Jaelle stopped before a small weatherbeaten house, spoke briefly to someone who came to answer the bell, and after a time, a fattish old woman came to the door.
“Why, it’s our little Jaelle, and all grown up, aren’t you? Yes, your partner left you a letter, and I brought it home here, afraid, I was, someone would put it away somewheres I couldn’t find it. Now, dear me, where’d I leave it?” The woman dug in several of her capacious pockets like an owl trimming her feathers, hunching herself and digging about. “Ah, here we are - no, that’s an order for Lady D’Amato’s saddle. This - ah, yes, here you are,
chiya
, won’t you come in, and your friends too, and have some sweet cakes and cider by my fireside, like you used to?”
She held out a somewhat grimy fold of paper, sealed with a colored wafer.
“No, I thank you, I must try and catch up with Rafi before she is too far out of the city,” Jaelle said, and turned away, her mouth set into a grim line. Magda could see her scanning the letter’s front, but it was too dark to see or read.
“Here.” Camilla seized Jaelle’s shoulder, steered her toward the spill of light from the open door of a wineshop on the corner.
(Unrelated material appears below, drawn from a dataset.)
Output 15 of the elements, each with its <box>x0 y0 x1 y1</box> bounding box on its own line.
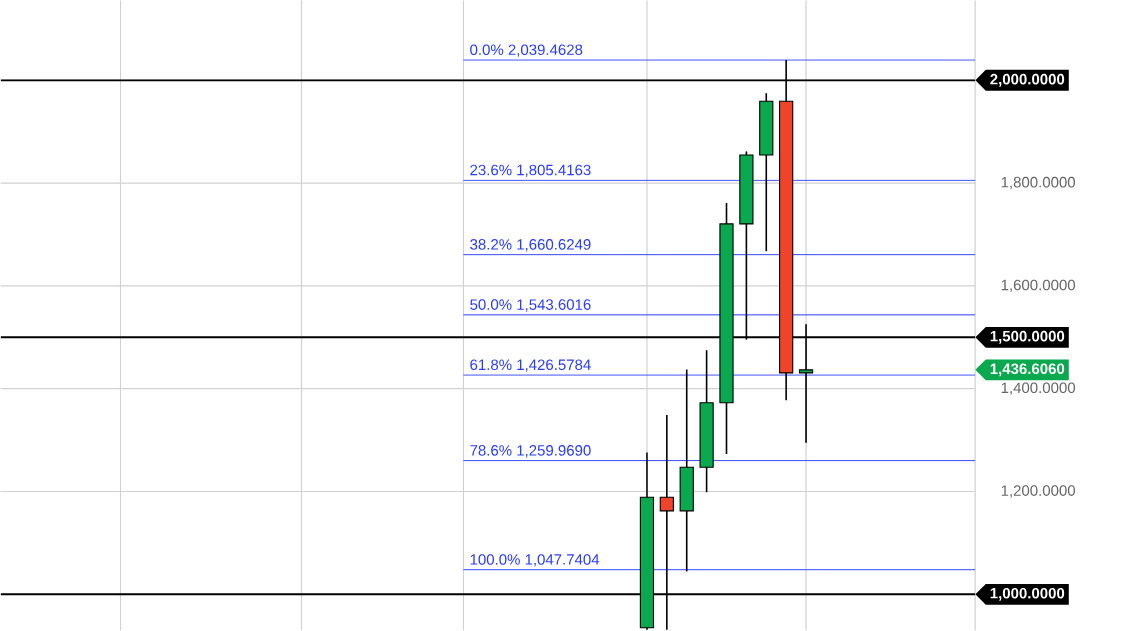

The place was humming with talk, crowded with mercenary soldiers and Guardsmen, but though some greeted Camilla with a nod and a word or two, none of them attempted to hinder the tall
emmasca
as she led her friends to a table at the rear. A thick-bodied lamp was swinging over the table. Camilla quieted Jaelle’s attempt at protest with a word.
“They know me here. No one will bother us. Sit down and read your letter, Shaya.” She jerked her head at the round-bodied woman who hurried toward them. “Just wine punch, and privacy at this table, Chella.” Camilla flung a coin on the table, and as the woman scurried off to obey her, said deliberately to Magda, “She’s not much now, but you should have seen her ten years ago. Skin like rich cream, and the softest neck I ever tried to bite. Her hair was long enough to sit on, then, and the color - it made you want to hang it with silver, and believe me, she knew it. But she’s a good soul for all that.”
The woman, coming back with the hot wine, giggled softly and ran her fingertips lightly across Camilla’s hand. Camilla smiled up at her and said, “Another time, Chella. My friends and I need to talk. Make sure nobody gets any notion that we want company, will you, Chella?”
Jaelle tore open Rafaella’s letter and moved it under the light. As she read, she frowned, and finally said, “She’s gone raving mad.” She tossed the letter to Magda.
Reluctantly, Magda took the letter and read:
Dearest Shaya,
I’ve been trying to get you to come back to work with me long enough. Now it’s time to stop talking about it, and do something. I’m leaving this at the old place as a way of reminding you of the good times, but this is bigger in every way. There might even be a chance at the special expedition we used to talk about. Lieutenant Anders thinks she is using me for the big discovery she thinks
she
can make. It’s the other way round, really. But I’ll give the woman value for her money, and so will you.